Kader, le résistant algérien contre colonisateur, est considéré comme un ami, un frère pour Francesca. Mais à un moment, une ambiguïté s’immisce.

Peut- être…
Peut-être, oui (rire). Parce que cela c’est le désir du lecteur. Le lecteur est romantique. Il se dit : tiens, elle est bien, lui aussi. Ils vont bien ensemble. Cela pourrait marcher entre eux. Ils pourraient avoir une histoire qui ne serait pas qu’amicale.

Francesca fuit ses démons la poursuivant depuis l’Italie…
Elle fuit un passé, une idylle tumultueuse, Angelo qu’elle aime. Elle ne peut pas lutter. Et lui, non plus. Mais il l’aime mal. Il est épris d’elle à sa façon à lui. Il veut la garder. Mais si son désir d’elle dépasse sa violence, il doit faire des choix.
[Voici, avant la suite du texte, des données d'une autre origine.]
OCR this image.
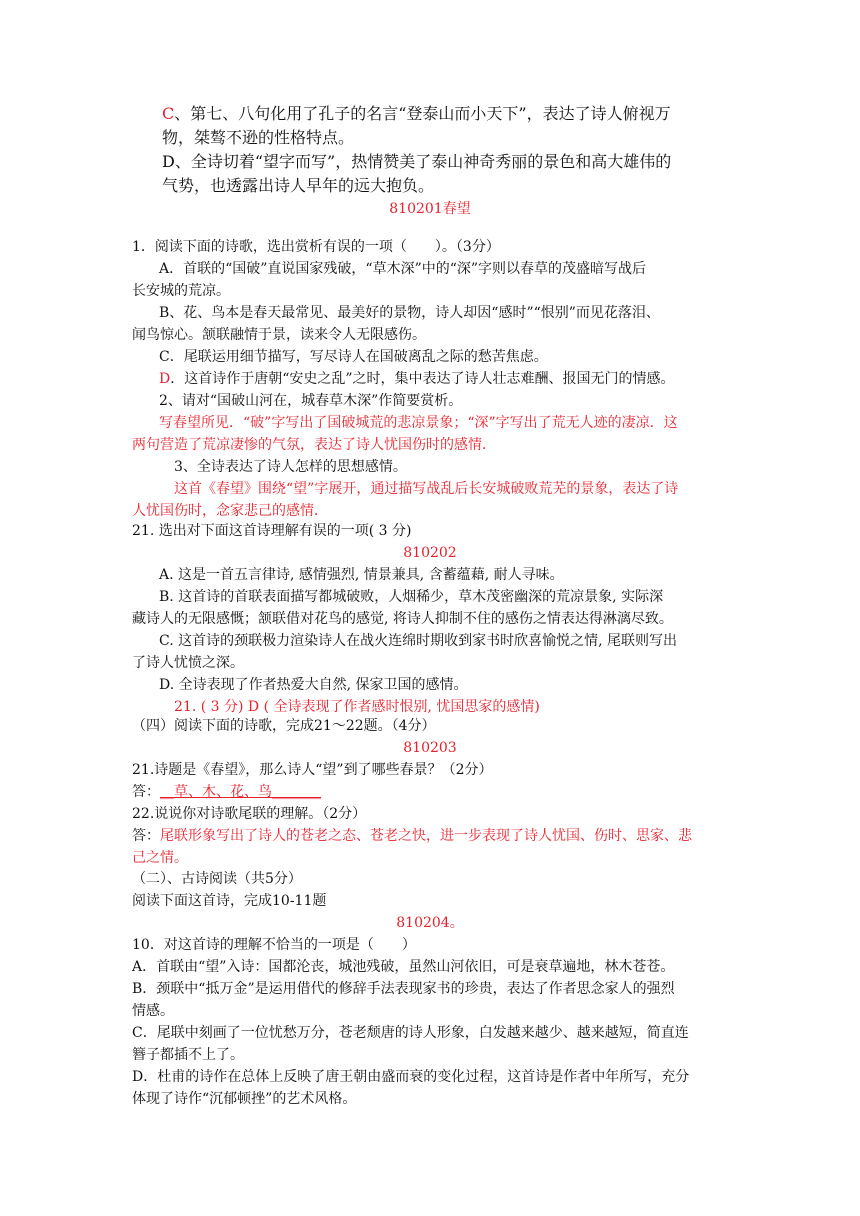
C、第七、八句化用了孔子的名言“登泰山而小天下”，表达了诗人俯视万
物，桀骜不逊的性格特点。
D、全诗切着“望字而写”，热情赞美了泰山神奇秀丽的景色和高大雄伟的
气势，也透露出诗人早年的远大抱负。
810201春望
1．阅读下面的诗歌，选出赏析有误的一项（　　）。（3分）
A．首联的“国破”直说国家残破，“草木深”中的“深”字则以春草的茂盛暗写战后
长安城的荒凉。
B、花、鸟本是春天最常见、最美好的景物，诗人却因“感时”“恨别”而见花落泪、
闻鸟惊心。颔联融情于景，读来令人无限感伤。
C．尾联运用细节描写，写尽诗人在国破离乱之际的愁苦焦虑。
D．这首诗作于唐朝“安史之乱”之时，集中表达了诗人壮志难酬、报国无门的情感。
2、请对“国破山河在，城春草木深”作简要赏析。
写春望所见．“破”字写出了国破城荒的悲凉景象；“深”字写出了荒无人迹的凄凉．这
两句营造了荒凉凄惨的气氛，表达了诗人忧国伤时的感情．
3、全诗表达了诗人怎样的思想感情。
这首《春望》围绕“望”字展开，通过描写战乱后长安城破败荒芜的景象，表达了诗
人忧国伤时，念家悲己的感情．
21. 选出对下面这首诗理解有误的一项( 3 分)
810202
A. 这是一首五言律诗, 感情强烈, 情景兼具, 含蓄蕴藉, 耐人寻味。
B. 这首诗的首联表面描写都城破败，人烟稀少，草木茂密幽深的荒凉景象, 实际深
藏诗人的无限感慨；颔联借对花鸟的感觉, 将诗人抑制不住的感伤之情表达得淋漓尽致。
C. 这首诗的颈联极力渲染诗人在战火连绵时期收到家书时欣喜愉悦之情, 尾联则写出
了诗人忧愤之深。
D. 全诗表现了作者热爱大自然, 保家卫国的感情。
21. ( 3 分) D ( 全诗表现了作者感时恨别, 忧国思家的感情)
（四）阅读下面的诗歌，完成21～22题。（4分）
810203
21.诗题是《春望》，那么诗人“望”到了哪些春景？（2分）
答：__草、木、花、鸟_______
22.说说你对诗歌尾联的理解。（2分）
答：尾联形象写出了诗人的苍老之态、苍老之快，进一步表现了诗人忧国、伤时、思家、悲
己之情。
（二）、古诗阅读（共5分）
阅读下面这首诗，完成10-11题
810204。
10．对这首诗的理解不恰当的一项是（　　）
A．首联由“望”入诗：国都沦丧，城池残破，虽然山河依旧，可是衰草遍地，林木苍苍。
B．颈联中“抵万金”是运用借代的修辞手法表现家书的珍贵，表达了作者思念家人的强烈
情感。
C．尾联中刻画了一位忧愁万分，苍老颓唐的诗人形象，白发越来越少、越来越短，简直连
簪子都插不上了。
D．杜甫的诗作在总体上反映了唐王朝由盛而衰的变化过程，这首诗是作者中年所写，充分
体现了诗作“沉郁顿挫”的艺术风格。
Il y a un référent portant sur l’Emir Abdelkader…
Oui, avec la vision européenne de Francesca. Ce côté historique et glorieux de l’Algérie. En ce temps, elle, c’était un prince qui a beaucoup fait pour les chrétiens.

Un auteur a toujours un livre dans la tête…
Oui, il y a la suite. Ce sera plus grand. Plus dense, on va dire. L’urgence du premier étant passée, là, je vais me lâcher. Je vais me faire beaucoup plus confiance.